In 1928, Panzram was charged with burglary in Washington, D.C. and sent to the Washington Asylum and Jail.  There, he met Henry Lesser, a prison guard. Lesser encouraged Panzram to write down his life’s story. Panzram wrote a few pages at a time, and Lesser smuggled them out of jail. Panzram was later transferred to Leavenworth Prison in Kansas to serve a twenty-five year sentence, but he continued to correspond with Lesser. In 1929, Panzram beat a civilian foreman to death in the laundry of the Leavenworth prison. As a result, he was tried and condemned to death by hanging. Famed psychologist Karl Menninger assessed Panzram and determined that he was indeed of sound mind when he committed the murder, and therefore the sentence should not be overturned. On September 5, 1930 Carl Panzram was hung by the neck.

Panzram used several aliases including Jeff Davis, Jefferson Baldwin, Jack Allen, and John O’Leary. He justified his crimes by claiming he was only doing to others what had been done to him. Although Panzram often boasted of killing twenty-three people, committing thousands of robberies and larcenies, and sodomizing a thousand men, his prison records indicate that he was only ever jailed for acts of burglary and larceny with the exception of the murder at Leavenworth Prison.

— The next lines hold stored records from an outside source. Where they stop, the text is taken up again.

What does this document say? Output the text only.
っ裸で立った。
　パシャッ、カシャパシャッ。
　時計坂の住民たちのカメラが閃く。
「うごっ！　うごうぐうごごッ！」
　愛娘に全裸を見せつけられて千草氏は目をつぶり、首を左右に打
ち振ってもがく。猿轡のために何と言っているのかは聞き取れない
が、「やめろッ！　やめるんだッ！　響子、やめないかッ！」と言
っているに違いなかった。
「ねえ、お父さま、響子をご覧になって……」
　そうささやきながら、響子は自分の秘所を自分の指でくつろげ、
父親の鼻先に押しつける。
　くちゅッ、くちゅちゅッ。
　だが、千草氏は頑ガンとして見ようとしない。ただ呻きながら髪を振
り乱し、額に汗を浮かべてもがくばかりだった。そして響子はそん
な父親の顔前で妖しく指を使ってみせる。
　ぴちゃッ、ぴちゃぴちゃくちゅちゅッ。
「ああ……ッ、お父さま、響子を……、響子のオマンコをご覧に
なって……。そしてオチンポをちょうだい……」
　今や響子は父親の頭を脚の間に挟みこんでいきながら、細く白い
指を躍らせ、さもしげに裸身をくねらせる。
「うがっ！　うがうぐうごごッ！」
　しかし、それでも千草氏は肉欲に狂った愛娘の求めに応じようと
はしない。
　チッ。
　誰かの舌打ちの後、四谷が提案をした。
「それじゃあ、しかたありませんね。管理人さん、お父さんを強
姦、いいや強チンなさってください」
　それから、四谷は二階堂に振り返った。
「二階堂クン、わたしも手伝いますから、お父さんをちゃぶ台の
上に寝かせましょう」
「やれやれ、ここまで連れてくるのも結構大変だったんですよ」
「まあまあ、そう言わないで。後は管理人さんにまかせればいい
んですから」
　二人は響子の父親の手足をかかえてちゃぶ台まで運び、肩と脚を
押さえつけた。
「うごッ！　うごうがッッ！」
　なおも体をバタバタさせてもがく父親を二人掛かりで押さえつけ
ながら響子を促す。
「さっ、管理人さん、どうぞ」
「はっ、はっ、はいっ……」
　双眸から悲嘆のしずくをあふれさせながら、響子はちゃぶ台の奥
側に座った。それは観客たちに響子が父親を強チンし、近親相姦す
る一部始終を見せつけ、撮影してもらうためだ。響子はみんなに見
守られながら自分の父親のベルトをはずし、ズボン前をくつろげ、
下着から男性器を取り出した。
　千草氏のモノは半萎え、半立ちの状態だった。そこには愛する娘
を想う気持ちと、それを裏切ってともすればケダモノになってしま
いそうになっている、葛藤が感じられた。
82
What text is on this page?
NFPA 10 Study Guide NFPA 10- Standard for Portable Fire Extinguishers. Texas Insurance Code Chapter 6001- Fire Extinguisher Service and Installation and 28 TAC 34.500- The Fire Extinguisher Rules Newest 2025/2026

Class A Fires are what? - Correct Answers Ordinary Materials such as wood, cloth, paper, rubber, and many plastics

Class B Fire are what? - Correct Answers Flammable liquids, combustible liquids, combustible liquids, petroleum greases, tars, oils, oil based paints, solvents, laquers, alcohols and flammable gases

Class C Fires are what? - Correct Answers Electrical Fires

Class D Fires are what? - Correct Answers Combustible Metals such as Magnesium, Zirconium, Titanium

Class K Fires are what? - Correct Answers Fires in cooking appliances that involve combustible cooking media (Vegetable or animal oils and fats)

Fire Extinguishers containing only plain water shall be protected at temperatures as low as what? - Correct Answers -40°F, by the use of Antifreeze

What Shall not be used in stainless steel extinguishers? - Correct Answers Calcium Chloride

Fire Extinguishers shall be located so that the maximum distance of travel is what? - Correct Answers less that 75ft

After Panzram’s death, Henry Lesser dedicated his life to prison reform and attempted to publish Panzram’s autobiography.  He travelled around the country lecturing to audiences on America’s prison system and its treatment of prisoners, using Panzram’s story as an example of the system’s failures. In 1970, parts of Panzram’s manuscript were published in Thomas Gaddis and James Long’s Killer: A Journal of Murder. In 1979, Lesser spoke to Thomas Gitchoff's criminal justice class at San Diego State University, and was later interviewed (Killer's Guard: An Interview with Henry Lesser) by Gitchoff.  In 1980, Lesser spoke again at Scripps Cottage and donated the Panzram autobiography, including the Panzram correspondence and related documentation, to San Diego State University.